Notre société est traversée par une crise sociale et économique, mais
aussi écologique et démocratique, d’une extrême gravité. Pour nous, il s’agit d’une crise de civilisation qui remet profondément en cause la place et le devenir de l’humain.
Elle est le résultat de choix politiques, outrancièrement accentués ces
dernières années, qui ont conduit à des régressions majeures et à des renoncements dévastateurs pour la vie quotidienne des hommes et des femmes.
Les valeurs de liberté, d’égalité et de fraternité, pour ne citer
qu’elles, ont été allègrement piétinées.
Avec le Front de gauche, la volonté du Parti communiste français est plus
que jamais de construire un changement profond qui conteste le pouvoir des forces de la finance et fasse valoir l’humain d’abord.
Ce changement, nous voulons le construire avec notre peuple dans sa
diversité. Et pour reprendre la formule d’Aragon, avec celui qui croit au ciel comme avec celui qui n’y croit pas.
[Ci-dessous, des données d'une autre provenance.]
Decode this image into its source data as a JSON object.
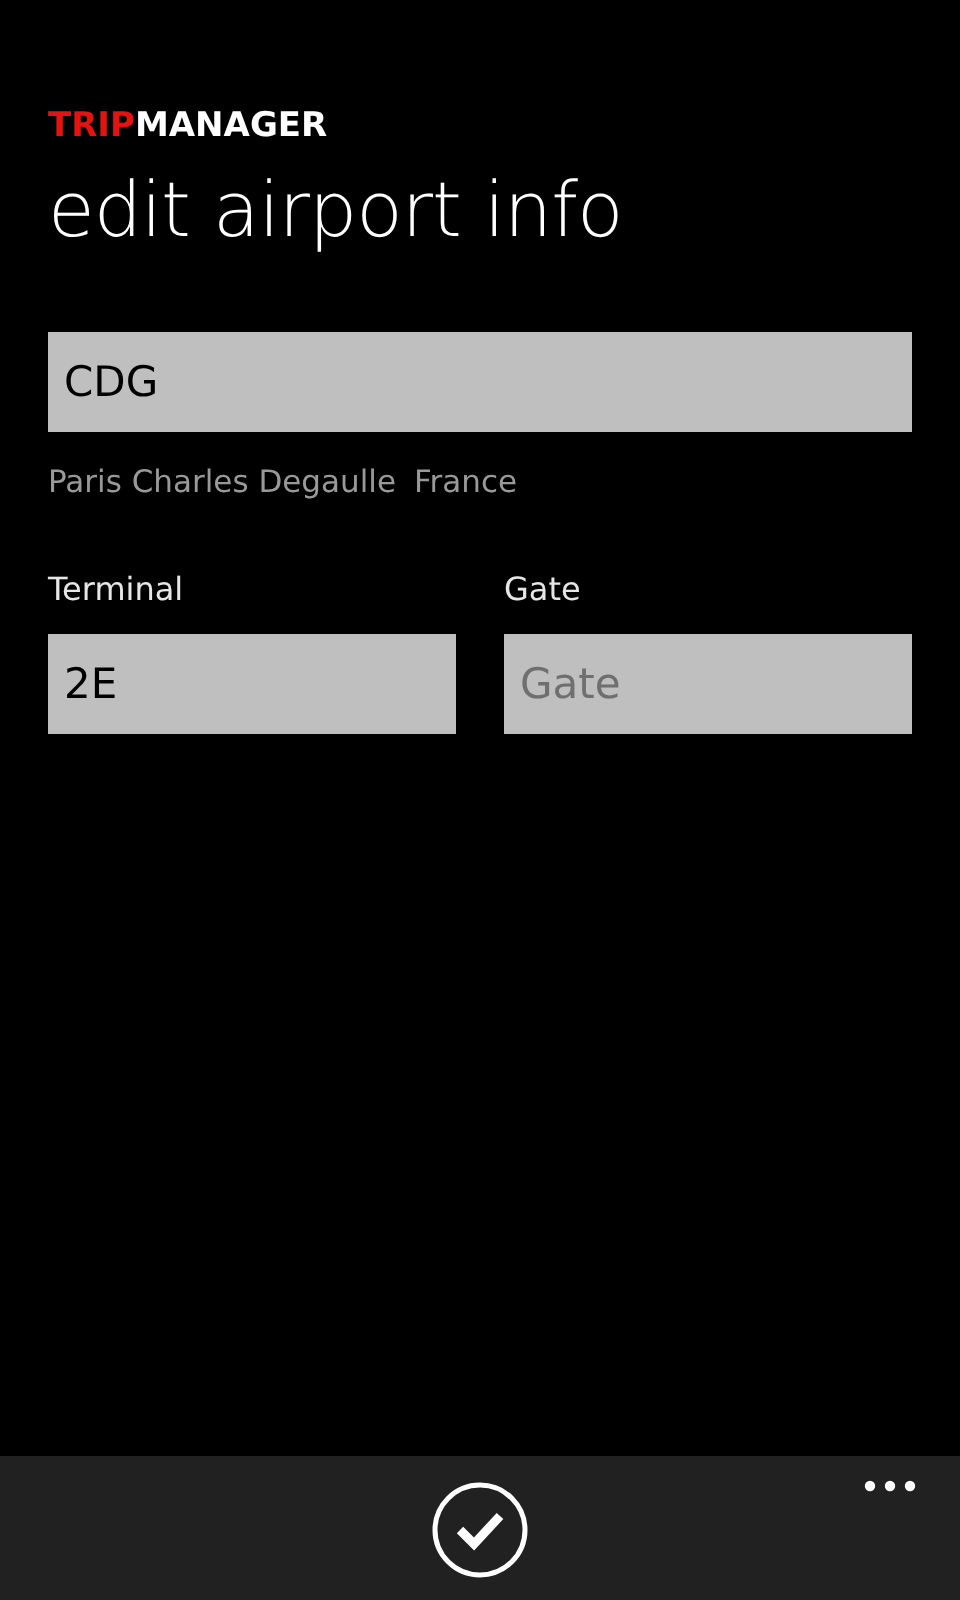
{
  "app_logo": [
    {
      "text": "TRIP",
      "color": "#e3140f"
    },
    {
      "text": "MANAGER",
      "color": "#ffffff"
    }
  ],
  "page_title": "edit airport info",
  "airport_code": {
    "value": "CDG"
  },
  "airport_details": {
    "name": "Paris Charles Degaulle",
    "country": "France"
  },
  "fields": [
    {
      "label": "Terminal",
      "value": "2E"
    },
    {
      "label": "Gate",
      "placeholder": "Gate"
    }
  ],
  "app_bar": {
    "confirm_button": true,
    "more_button": true
  }
}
On pourrait dire qu’être croyant aujourd’hui dans notre pays expose à
deux dangers : être stigmatisé ou être instrumentalisé.
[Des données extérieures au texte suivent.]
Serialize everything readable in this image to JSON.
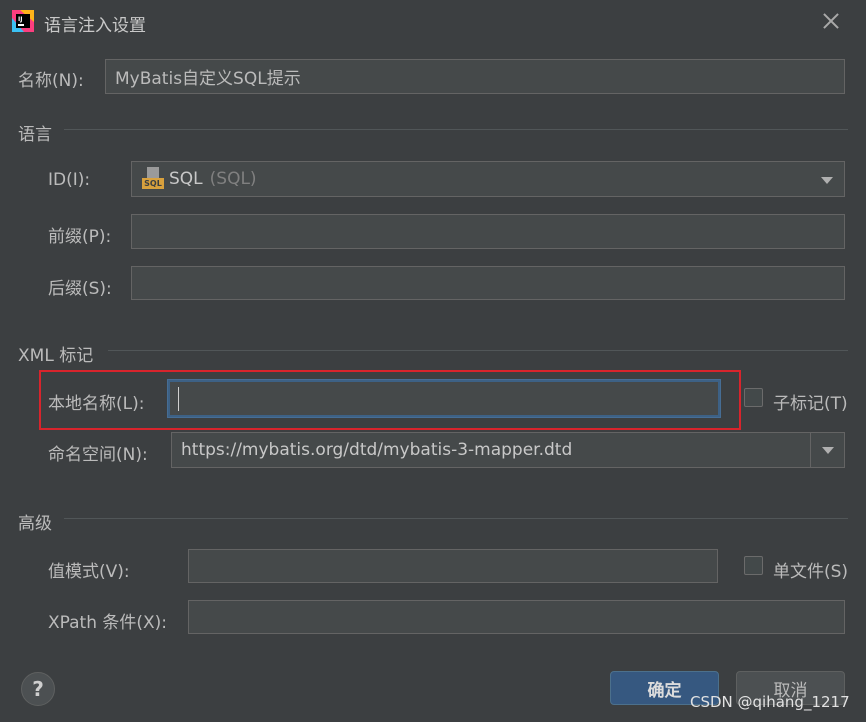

Nous refusons les polémiques malsaines et dangereuses mises en œuvre au
plus haut niveau de l’état, qui détournent la religion comme la laïcité pour essayer de faire avancer la peur de l’autre et le repli sur soi. L’indigne polémique engagée sur la consommation de
viande issue d’abattages rituels par des croyants juifs ou musulmans est un inquiétant exemple de ces dérives.
17 mars 2012
Nous voulons témoigner aux hommes et aux femmes de
confession musulmane de notre dégoût devant cette course à l’islamophobie engagée par le président de la République avec Marine Le Pen.
Ils pourront nous trouver à leur côté pour refuser ces attaques et parler
d’avenir.
Nous savons aussi que de nombreux chrétiens se sont
sentis insultés par la manière qu’a eue Nicolas Sarkozy d’essayer de s’approprier leur foi. Ce d’autant qu’ils subissent la réalité de sa politique et pour nombre d’entre eux ont été choqués par
les valeurs qu’il a foulées aux pieds ces derniers temps, avec la traque des roms, la stigmatisation des chômeurs et le culte de l’argent.
Tout cela nous renvoie à l’exercice de la laïcité. C’est pour nous un principe
fondateur. On a bien souvent voulu lui faire dire des choses qu’il ne dit pas. La laïcité établit l’égalité de droit de tous les citoyennes et citoyens, quelles que soient leurs convictions
religieuses ou philosophiques, dans un état indépendant.
Elle est une grammaire du vivre ensemble. Cette égalité de droits comprend
l’égalité entre hommes et femmes qui demeure dans toute la société un combat essentiel à mener.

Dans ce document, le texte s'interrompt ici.